Following the launch of Exubera in July 2006, I set the stage for one of the moore interesting drug launches of the last few years:

This will certainly be one of the more interesting product launches in diabetes care ever. I’m intrigued by competing factors clinicians, patients, and third-party payers will weigh when deciding to use/reimburse for the drug: convenience (multiple injections vs. multiple inhalations; syringes and needles vs. an inhalation device), dose tailoring (extreme flexibility vs. limited flexibility), cost (3x to 5x higher for Exubera), toxicity (an increased risk of lung toxicity and lung function testing before use for Exubera), and Pfizer’s powerful position in the industry.

In May  2006 I extensively reviewed the drubbing Pfizer took from the UK’s nice.  As it turned out, apparently, NICE’s views of the relative quality-of-life benefits of Exubera were shared by doctors and their patients in the U.S:

It’s always a tall order to demonstrate ICE [incremental cost-effectiveness] for a new therapy with similar average efficacy as older therapies. Toss in the fact that the new therapy must cost two to three times as much as older therapies in order to meet profit margin requirements, and economists are faced with a nearly untenable situation. It’s rarely in the company’s best interests today to take extraordinary risks to demonstrate ICE convincingly prior to first launch if the risks aren’t necessary to gain marketing approval and at least Tier 3 coverage in the U.S., understanding that reimbursement in countries like UK is unlikely.
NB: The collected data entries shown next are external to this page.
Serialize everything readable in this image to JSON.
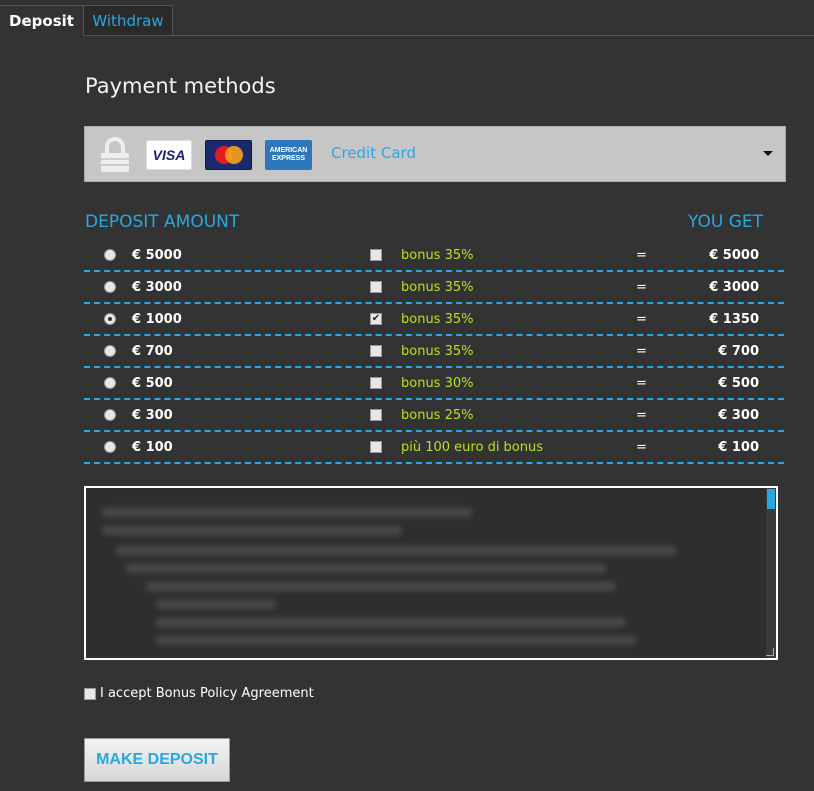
{
  "tabs": [
    {
      "label": "Deposit"
    },
    {
      "label": "Withdraw"
    }
  ],
  "page_title": "Payment methods",
  "payment_method": {
    "selected": "Credit Card",
    "cards": [
      "VISA",
      "MasterCard",
      "AMERICAN EXPRESS"
    ]
  },
  "headers": {
    "deposit_amount": "DEPOSIT AMOUNT",
    "you_get": "YOU GET"
  },
  "rows": [
    {
      "amount": "€ 5000",
      "bonus": "bonus 35%",
      "eq": "=",
      "get": "€ 5000",
      "selected": false,
      "bonus_checked": false
    },
    {
      "amount": "€ 3000",
      "bonus": "bonus 35%",
      "eq": "=",
      "get": "€ 3000",
      "selected": false,
      "bonus_checked": false
    },
    {
      "amount": "€ 1000",
      "bonus": "bonus 35%",
      "eq": "=",
      "get": "€ 1350",
      "selected": true,
      "bonus_checked": true
    },
    {
      "amount": "€ 700",
      "bonus": "bonus 35%",
      "eq": "=",
      "get": "€ 700",
      "selected": false,
      "bonus_checked": false
    },
    {
      "amount": "€ 500",
      "bonus": "bonus 30%",
      "eq": "=",
      "get": "€ 500",
      "selected": false,
      "bonus_checked": false
    },
    {
      "amount": "€ 300",
      "bonus": "bonus 25%",
      "eq": "=",
      "get": "€ 300",
      "selected": false,
      "bonus_checked": false
    },
    {
      "amount": "€ 100",
      "bonus": "più 100 euro di bonus",
      "eq": "=",
      "get": "€ 100",
      "selected": false,
      "bonus_checked": false
    }
  ],
  "accept_label": "I accept Bonus Policy Agreement",
  "submit_label": "MAKE DEPOSIT",
  "colors": {
    "accent": "#29a8e0",
    "bonus": "#b4e61e",
    "background": "#333333"
  }
}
Following approval of Exubera in the U.S., I reviewed the contents of its prescribing information for physicians (i.e. its label):

Patients with Underlying Lung Diseases: Unlike the smoking contraindication, lung diseases present a risk to the patient that has not been quantified. Unstable lung disease is a contraindication due to altered absorption of insulin. The average clinician will be confused between a stable and an unstable lung disease, as am I. The risk management program will need to address this source of confusion. Look for this imprecise labeling as a potential area for product liability issues to arise.

Prior to the review by FDA’s EMDAC in September 2005, I discussed some of the briefing information regarding pulmonary safety:

One has to wonder how Pfizer plans to manage the liability risk of Exubera. They’ve appropriately proposed a raft of post-marketing studies designed to better quantify the clinical risks of the drug in a variety of patients, but at the same time they have suggested that Exubera is safe to use in patients with mild to moderate asthma or COPD, in contrast to the internal FDA pulmonary consultant’s review, which indicated that current data were insufficient to draw such a conclusion. This leads me to believe that Pfizer is planning to fight to avoid a contraindication to use in such patients, clearly an anti-conservative position.